Reducing access to firearms within an entire population can prevent suicides by firearm.30-37 Rates of suicide by firearm correlate very closely, both geographically and temporally, with measures of the availability of firearms.33,38-40 In cross-sectional studies, stricter controls on access to firearms have been found to be associated with lower rates of suicide by firearm.33,40,41 In New York City, where handgun ownership has been strictly regulated since the early 20th century, rates of suicide by firearm are very low; rates of suicide by other methods vary directly with the availability of those methods.42

More direct evidence comes from time-series studies. A near-ban on the sale and possession of handguns in Washington, D.C., was associated with a rapid and specific 25 percent decrease in the rate of suicide by firearm.43 Substantial decreases in suicides by firearm were reported in Queensland34 and Tasmania,36 Australia, and in Ontario, Canada,35 after waiting periods of 21 to 28 days and other restrictions on access to firearms were adopted, although in Queensland there was an increase in suicide by other methods.
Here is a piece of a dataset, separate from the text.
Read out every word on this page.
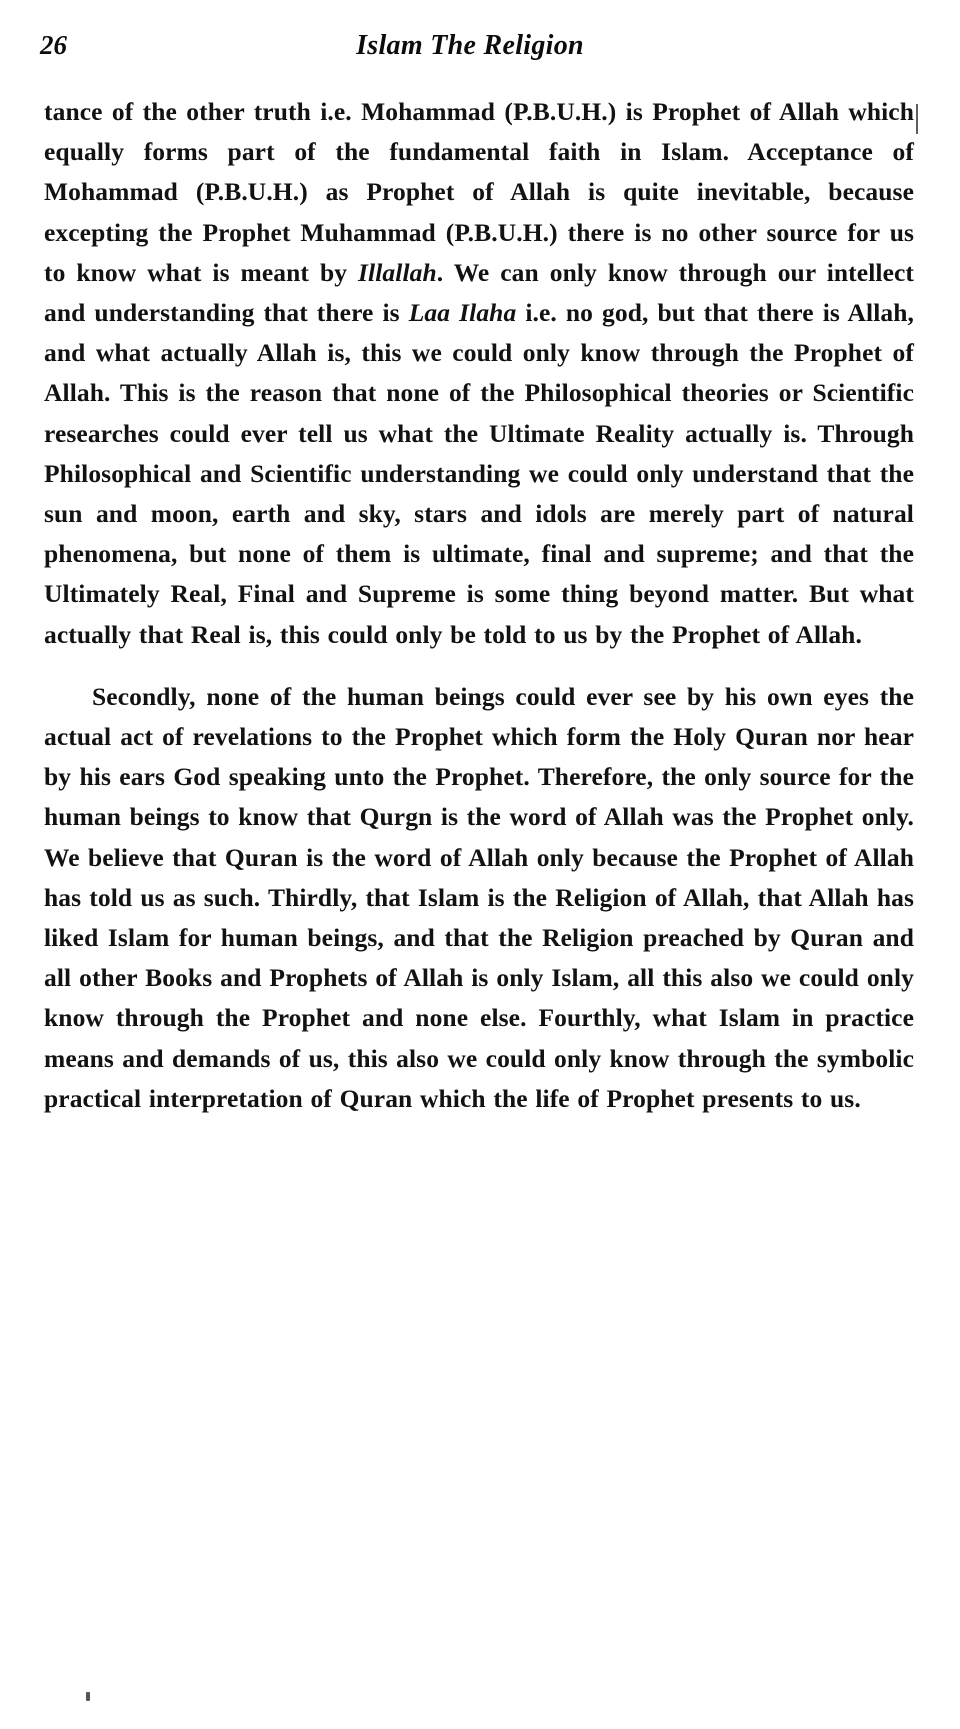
26	Islam The Religion

tance of the other truth i.e. Mohammad (P.B.U.H.) is Prophet of Allah which equally forms part of the fundamental faith in Islam. Acceptance of Mohammad (P.B.U.H.) as Prophet of Allah is quite inevitable, because excepting the Prophet Muhammad (P.B.U.H.) there is no other source for us to know what is meant by Illallah. We can only know through our intellect and understanding that there is Laa Ilaha i.e. no god, but that there is Allah, and what actually Allah is, this we could only know through the Prophet of Allah. This is the reason that none of the Philosophical theories or Scientific researches could ever tell us what the Ultimate Reality actually is. Through Philosophical and Scientific understanding we could only understand that the sun and moon, earth and sky, stars and idols are merely part of natural phenomena, but none of them is ultimate, final and supreme; and that the Ultimately Real, Final and Supreme is some thing beyond matter. But what actually that Real is, this could only be told to us by the Prophet of Allah.

Secondly, none of the human beings could ever see by his own eyes the actual act of revelations to the Prophet which form the Holy Quran nor hear by his ears God speaking unto the Prophet. Therefore, the only source for the human beings to know that Qurgn is the word of Allah was the Prophet only. We believe that Quran is the word of Allah only because the Prophet of Allah has told us as such. Thirdly, that Islam is the Religion of Allah, that Allah has liked Islam for human beings, and that the Religion preached by Quran and all other Books and Prophets of Allah is only Islam, all this also we could only know through the Prophet and none else. Fourthly, what Islam in practice means and demands of us, this also we could only know through the symbolic practical interpretation of Quran which the life of Prophet presents to us.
Tasmania's 21-day waiting period resulted in a 51 percent decrease in the proportion of suicides involving firearms that were committed with recently acquired firearms.36

Our findings are subject to several limitations. Results may be different in states where demographic features of the population, the base-line prevalence of firearm ownership, or public policy differs from that in California. New York and New Jersey enforce long waiting periods for the purchase of a handgun, and the very high rates of suicide that we observed in the period immediately after purchase may not occur in those states. Conversely, rates of suicide by firearm soon after purchase may be still higher in the 23 states that, because they have no stronger state law, are subject to the Brady Handgun Violence Prevention Act, where waiting periods for most purchases of firearms from licensed dealers were replaced by the National Instant Check System in November 1998.44

Policy differences at the state level also affect eligibility to purchase firearms. Few states deny firearms to persons with previous convictions for violent misdemeanors. Since a history of violence or aggression is a risk factor for both suicide7,9,18,19,45 and homicide,9,11,46 the risk of violent death associated with recent purchase of a handgun may be higher in most states than we observed in California.

It should be emphasized that we did not compare the risk of death between people who owned firearms and people who did not. If firearm ownership is a risk factor for violent death,7-9,11 we have underestimated the risk of both suicide and homicide associated with the purchase of a handgun by a person who did not previously own a firearm.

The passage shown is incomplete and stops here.